Mercer Management Speech
March 25, 2004 | Page 1 2 3 4 5 6 7 |
The fourth strategy - Alignment.
Alignment is a critical concept for the 21st Century enterprise. Alignment serves to optimize the value-generating capability of any organization.
There are two vital missions, alignment can help --accomplish. First, it is the strategic imperative for an enterprise to integrate all internal knowledge and resources, in order to deliver a superior product, or service to the customer (or consumer). So, the creative firepower, all the industry-specific, and general business competencies -- its vision, the values, ethics and integrity - all these imperatives must be fully orchestrated and aligned - to produce a differentiated and superior value - provider delivers to a customer. Every time internal alignment is off-base, the enterprise loses effectiveness and efficiency. Misalignment produces commodity outputs, or worse, inferior products or services.
Secondly, alignment as a concept, serves to unify the interests of an enterprise's - critical stakeholders. The interests, aspirations, and expectations of employees, customers, shareholders, financial analysts, communities, sometimes even governments, (and possibly other stakeholders) must be aligned. To optimize value, to assure success over time, an organization must actively manage the alignment of all its critical constituencies. Without that, success, and even survival, is at risk.
Alignment, both in product development and key stakeholder orchestration, must be a management imperative. It cannot be left to chance. It is not necessarily a byproduct of every employee - just doing a good job. It is one of the most vital skills - the 21st Century enterprise has to develop and perfect.
The Final Imperative: Embrace Values - As a Business Strategy
- To be a good business leader, you must be, and act, as a good person.
- Business life and personal life, will become one.
- To support creativity/to invent/to innovate -
- To maintain a nurturing yet demanding environment - you need to be, and act, as a good person.
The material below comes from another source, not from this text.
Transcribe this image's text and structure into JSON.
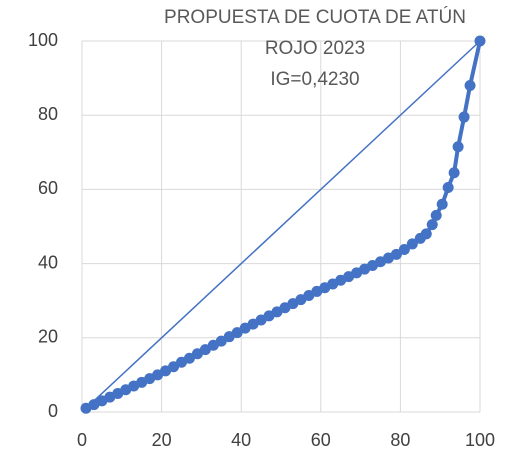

- To live consistently by the new - increasingly level playing field rules of free enterprise - you must also be a good person.
- We can, and must, adopt the basic human values, values that will guide one's personal and, business behaviors.
- Just four values:
- Honesty
- Trust
- Respect for others and ourselves
- Integrity
- We can change ourselves for the better - by practicing and applying these values - if we can muster the rigor and commitment - of top athletes.
- We will have to apply these values-driven judgments to dozens of small and big decisions -every day.
- Then, on the Day of the Big Game, when the pressure is on, when you have a lot to win, and a lot to lose - maybe then, you'll do the right thing! And that very act, will help contribute demonstrably - to your company's reputation, to the strength of that brand -- and to your business success.
(Remember Jim Burke's brilliant, but tough business decision in the famous Tylenol case? Some 25 years later, J&J still reaps benefit from that call.)